Having dozens of plugins and only using a couple is actually quite common for beginners. This kind of behavior will hog resources and slow down a site considerably. Try and only keep plugins that you need and don’t forget to deactivate or install plugins you don’t use frequently.

Ignoring SEO

Don’t ignore the SEO settings. When you install WordPress, you get the option to prevent search engines from indexing your site. It’s common for people to choose this option. The problem arises when they forget to undo this option, which means their site will never be indexed by web crawlers.

Another common SEO mistake is when users fail to optimized their posts and pages. You need to be proactive with your SEO strategy to get results. Installing WordPress SEO by Yoast is a good start for any SEO campaign. But it’s important to update your meta settings as well and follow best SEO practices to get noticed by search engine bots.

Using a Word Processor

A lot of bloggers use Microsoft Word an equivalent word processing program to write their text. Personally I use MS Word because I’ve optimized it into my workflow, but in the past I ran into a lot of problems with it. It’s best to use the built in text editor. Pasting from Word into the WordPress text editor (or Dreamweaver for that matter) will add all sorts of strange characters and extra spaces to your text.

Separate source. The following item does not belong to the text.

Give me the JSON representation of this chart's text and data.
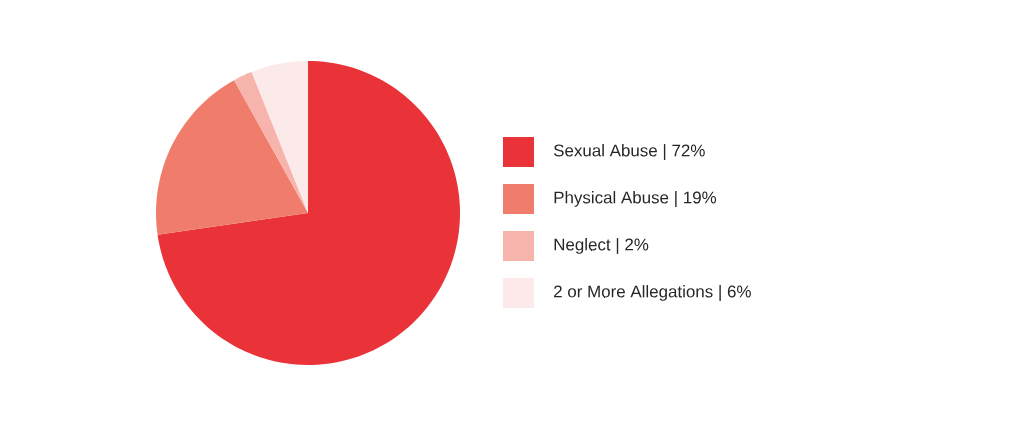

It’s a tedious task to hunt down every instance where there was a quotation mark and delete the extra character, or make sure there aren’t extra blank spaces where they shouldn’t be.  There is an option to paste from Word from the visual editor, or you could first paste your text into notepad or any other text editor to clean up the extra characters. This might take extra time though. It’s best to use the WordPress post editor.

Final Word

A lot of times it’s fun to just dive right in and start using WordPress, but a little research and some planning can go a long way. You know what they say, failing to plan is planning to fail. But don’t worry too much if you’ve made some of these rookie mistakes. I’ve made just about every mistake on this list at one point or another. In hind sight it’s embarrassing because some patience and planning could have helped me avoid a lot of these. Hopefully this list will give you a heads up and help you optimize your WordPress website for success. Let us know if there’s any common mistakes you notice on WordPress websites that should be added to this list.